Badging in academic environments can be complex as there are a variety of activities that occur on campus that support student and staff professional development and educational growth. Many of these activities are formalized within the university accreditation structure, such as coursework and degree programs, while other activities offer supportive services that enhance knowledge and skills to be successful in academia and beyond, such as research and writing services.
The following outlines the variety of badging program types and examples within educational settings.
An extracurricular badge reflects an activity that takes place outside a curriculum. These activities often are associated to an area of interest or a hobby. These badges provide social capital for an individual by providing a community to interact with that have similar interests. On an academic campus, extracurricular activities can include anything from involvement in a club to engaging in learning activities outside of the classroom that support an area of interest.
Extracurricular badges stand at a slight remove from the agendas of academics although they often are supportive of the soft skills and generalized knowledge needed for success in the larger education and employment environment.
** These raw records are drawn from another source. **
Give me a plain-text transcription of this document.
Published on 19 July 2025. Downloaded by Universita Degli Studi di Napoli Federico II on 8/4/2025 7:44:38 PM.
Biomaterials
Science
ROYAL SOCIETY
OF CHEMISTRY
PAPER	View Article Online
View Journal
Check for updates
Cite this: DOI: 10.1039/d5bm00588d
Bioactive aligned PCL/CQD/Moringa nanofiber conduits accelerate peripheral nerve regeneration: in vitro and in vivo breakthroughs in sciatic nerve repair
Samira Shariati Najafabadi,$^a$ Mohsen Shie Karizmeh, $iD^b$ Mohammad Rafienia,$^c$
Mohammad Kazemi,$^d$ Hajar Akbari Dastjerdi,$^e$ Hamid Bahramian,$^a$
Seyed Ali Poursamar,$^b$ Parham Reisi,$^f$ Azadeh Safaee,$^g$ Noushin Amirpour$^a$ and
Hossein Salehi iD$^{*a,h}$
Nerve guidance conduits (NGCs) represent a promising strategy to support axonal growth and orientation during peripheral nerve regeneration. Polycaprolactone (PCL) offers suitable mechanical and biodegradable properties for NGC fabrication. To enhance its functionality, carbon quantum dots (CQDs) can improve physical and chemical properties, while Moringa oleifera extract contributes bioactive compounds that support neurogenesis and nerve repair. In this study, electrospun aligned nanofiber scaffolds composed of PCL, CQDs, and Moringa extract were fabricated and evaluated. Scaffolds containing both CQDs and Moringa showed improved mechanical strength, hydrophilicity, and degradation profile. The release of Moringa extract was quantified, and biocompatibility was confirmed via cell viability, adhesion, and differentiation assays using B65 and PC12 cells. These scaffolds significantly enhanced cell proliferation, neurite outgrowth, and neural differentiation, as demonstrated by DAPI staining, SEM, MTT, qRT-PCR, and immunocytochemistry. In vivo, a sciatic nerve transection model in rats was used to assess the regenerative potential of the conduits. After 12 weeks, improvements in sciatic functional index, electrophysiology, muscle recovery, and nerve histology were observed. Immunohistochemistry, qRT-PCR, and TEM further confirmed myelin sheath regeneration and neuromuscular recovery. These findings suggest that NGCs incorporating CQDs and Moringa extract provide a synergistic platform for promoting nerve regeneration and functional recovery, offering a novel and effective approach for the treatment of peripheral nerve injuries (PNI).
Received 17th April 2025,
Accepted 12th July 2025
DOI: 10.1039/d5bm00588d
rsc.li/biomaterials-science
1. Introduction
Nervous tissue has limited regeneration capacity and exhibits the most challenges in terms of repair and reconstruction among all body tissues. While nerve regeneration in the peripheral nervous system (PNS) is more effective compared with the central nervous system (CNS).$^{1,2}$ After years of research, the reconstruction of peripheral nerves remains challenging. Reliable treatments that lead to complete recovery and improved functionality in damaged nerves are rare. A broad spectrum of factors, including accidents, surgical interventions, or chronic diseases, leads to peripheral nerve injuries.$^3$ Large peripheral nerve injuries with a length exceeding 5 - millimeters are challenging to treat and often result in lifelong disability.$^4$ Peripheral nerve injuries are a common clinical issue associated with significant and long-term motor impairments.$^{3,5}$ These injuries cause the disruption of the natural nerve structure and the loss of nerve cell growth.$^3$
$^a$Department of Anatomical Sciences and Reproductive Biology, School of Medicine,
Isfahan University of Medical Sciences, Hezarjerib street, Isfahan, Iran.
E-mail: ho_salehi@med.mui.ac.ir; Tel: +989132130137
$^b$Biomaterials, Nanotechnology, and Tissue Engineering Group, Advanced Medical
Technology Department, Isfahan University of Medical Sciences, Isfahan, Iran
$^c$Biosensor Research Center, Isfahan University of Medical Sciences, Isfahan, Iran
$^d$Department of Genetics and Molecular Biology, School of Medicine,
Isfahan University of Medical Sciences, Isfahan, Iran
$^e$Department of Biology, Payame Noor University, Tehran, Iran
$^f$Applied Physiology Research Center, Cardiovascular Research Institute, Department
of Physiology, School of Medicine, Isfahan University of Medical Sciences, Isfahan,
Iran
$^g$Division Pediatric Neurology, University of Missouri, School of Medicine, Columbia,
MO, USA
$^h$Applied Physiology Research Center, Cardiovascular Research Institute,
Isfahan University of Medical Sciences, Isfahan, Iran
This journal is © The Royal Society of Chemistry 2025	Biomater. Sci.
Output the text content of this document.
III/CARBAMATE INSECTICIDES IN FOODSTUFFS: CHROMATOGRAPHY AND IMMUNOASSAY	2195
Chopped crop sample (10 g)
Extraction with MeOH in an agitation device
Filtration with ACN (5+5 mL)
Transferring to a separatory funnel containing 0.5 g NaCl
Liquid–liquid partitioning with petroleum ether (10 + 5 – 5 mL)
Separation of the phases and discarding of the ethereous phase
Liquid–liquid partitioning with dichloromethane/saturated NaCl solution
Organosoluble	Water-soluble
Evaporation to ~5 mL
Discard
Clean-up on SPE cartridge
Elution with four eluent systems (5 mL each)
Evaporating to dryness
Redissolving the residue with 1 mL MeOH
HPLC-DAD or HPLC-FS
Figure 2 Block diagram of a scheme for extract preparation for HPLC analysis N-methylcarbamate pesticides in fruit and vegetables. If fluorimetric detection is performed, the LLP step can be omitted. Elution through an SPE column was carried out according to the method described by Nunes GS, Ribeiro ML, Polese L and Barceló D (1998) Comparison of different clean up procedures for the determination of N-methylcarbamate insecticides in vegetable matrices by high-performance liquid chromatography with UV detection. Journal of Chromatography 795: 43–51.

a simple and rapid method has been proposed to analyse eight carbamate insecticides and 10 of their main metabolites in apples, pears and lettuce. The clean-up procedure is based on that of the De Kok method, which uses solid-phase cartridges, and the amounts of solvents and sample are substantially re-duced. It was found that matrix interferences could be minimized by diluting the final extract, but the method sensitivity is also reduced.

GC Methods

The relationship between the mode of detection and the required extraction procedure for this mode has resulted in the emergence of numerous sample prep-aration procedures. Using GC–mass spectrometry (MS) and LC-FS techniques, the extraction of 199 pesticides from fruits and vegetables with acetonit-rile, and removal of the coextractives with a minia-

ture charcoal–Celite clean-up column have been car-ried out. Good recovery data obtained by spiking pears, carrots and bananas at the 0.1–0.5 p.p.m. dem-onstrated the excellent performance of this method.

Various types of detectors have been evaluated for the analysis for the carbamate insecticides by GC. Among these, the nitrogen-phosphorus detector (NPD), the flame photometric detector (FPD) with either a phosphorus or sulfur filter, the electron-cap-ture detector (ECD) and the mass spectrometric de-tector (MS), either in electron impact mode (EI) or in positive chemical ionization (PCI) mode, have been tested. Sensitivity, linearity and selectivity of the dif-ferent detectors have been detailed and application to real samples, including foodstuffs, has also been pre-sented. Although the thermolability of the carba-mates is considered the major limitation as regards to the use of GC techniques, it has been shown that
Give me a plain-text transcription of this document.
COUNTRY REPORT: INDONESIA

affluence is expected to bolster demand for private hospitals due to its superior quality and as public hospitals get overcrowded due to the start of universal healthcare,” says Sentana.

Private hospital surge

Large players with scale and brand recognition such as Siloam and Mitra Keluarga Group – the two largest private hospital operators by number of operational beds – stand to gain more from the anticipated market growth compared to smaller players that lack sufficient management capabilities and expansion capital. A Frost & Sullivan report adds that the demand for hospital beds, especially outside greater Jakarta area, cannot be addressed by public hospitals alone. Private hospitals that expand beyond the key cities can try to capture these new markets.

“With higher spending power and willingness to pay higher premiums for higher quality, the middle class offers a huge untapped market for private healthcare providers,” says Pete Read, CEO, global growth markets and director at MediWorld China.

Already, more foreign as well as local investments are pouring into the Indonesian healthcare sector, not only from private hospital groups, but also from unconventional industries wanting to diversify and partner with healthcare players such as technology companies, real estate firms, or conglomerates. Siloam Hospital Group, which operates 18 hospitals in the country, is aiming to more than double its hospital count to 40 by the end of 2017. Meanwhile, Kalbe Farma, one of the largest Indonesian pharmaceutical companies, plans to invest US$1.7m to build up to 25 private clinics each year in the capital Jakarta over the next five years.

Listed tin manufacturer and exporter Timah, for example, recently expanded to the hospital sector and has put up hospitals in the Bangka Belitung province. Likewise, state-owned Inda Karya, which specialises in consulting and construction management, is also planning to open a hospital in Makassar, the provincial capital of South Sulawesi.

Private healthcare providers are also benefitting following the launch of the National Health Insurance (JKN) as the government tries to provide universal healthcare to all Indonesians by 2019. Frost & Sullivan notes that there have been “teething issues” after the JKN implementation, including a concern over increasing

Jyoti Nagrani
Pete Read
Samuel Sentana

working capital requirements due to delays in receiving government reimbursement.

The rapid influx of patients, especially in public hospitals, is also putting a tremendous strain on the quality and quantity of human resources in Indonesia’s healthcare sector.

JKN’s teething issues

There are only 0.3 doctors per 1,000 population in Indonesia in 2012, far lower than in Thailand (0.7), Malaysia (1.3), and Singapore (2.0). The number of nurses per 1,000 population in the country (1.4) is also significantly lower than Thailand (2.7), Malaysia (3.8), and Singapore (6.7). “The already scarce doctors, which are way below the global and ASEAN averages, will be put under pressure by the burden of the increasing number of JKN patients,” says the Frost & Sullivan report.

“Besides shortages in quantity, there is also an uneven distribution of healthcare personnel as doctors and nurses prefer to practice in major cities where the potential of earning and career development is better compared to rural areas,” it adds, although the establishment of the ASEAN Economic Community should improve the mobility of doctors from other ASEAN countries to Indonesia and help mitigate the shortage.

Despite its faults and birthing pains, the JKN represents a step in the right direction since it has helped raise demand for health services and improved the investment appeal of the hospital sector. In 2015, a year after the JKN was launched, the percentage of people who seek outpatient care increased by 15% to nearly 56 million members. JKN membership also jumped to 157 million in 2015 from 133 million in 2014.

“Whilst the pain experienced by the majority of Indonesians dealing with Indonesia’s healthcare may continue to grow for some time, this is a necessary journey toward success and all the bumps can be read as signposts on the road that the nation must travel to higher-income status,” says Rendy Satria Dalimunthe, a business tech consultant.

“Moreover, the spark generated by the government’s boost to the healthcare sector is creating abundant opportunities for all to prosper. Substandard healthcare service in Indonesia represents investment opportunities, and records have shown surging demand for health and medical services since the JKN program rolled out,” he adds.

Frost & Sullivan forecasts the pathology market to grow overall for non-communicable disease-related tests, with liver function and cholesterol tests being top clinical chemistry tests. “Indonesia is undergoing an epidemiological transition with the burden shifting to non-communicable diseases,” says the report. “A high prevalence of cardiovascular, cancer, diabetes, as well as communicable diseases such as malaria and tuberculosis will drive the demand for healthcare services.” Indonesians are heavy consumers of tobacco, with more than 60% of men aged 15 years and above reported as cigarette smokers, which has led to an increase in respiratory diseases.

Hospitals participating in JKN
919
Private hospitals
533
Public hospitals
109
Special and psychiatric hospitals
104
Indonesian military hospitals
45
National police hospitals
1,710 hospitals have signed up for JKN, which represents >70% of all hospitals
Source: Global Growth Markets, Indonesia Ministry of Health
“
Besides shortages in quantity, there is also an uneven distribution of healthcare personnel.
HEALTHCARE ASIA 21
A co-curricular badge reflects skills and knowledge that complements a formal curriculum.
Co-curricular badges require the identification of skills or knowledge needed to fulfill curriculum requirements but may not be a part of the overall assigned activities. For example, research skills, digital literacy, or community service activities may be skills required to complete course work but are not officially assigned or graded activities.
Curricular badges can be difficult to implement as they may be subject to a lengthy approval process from institutional bodies that oversee curriculum. Curricular badges are equivalent to a formal credential from an institution like UBC.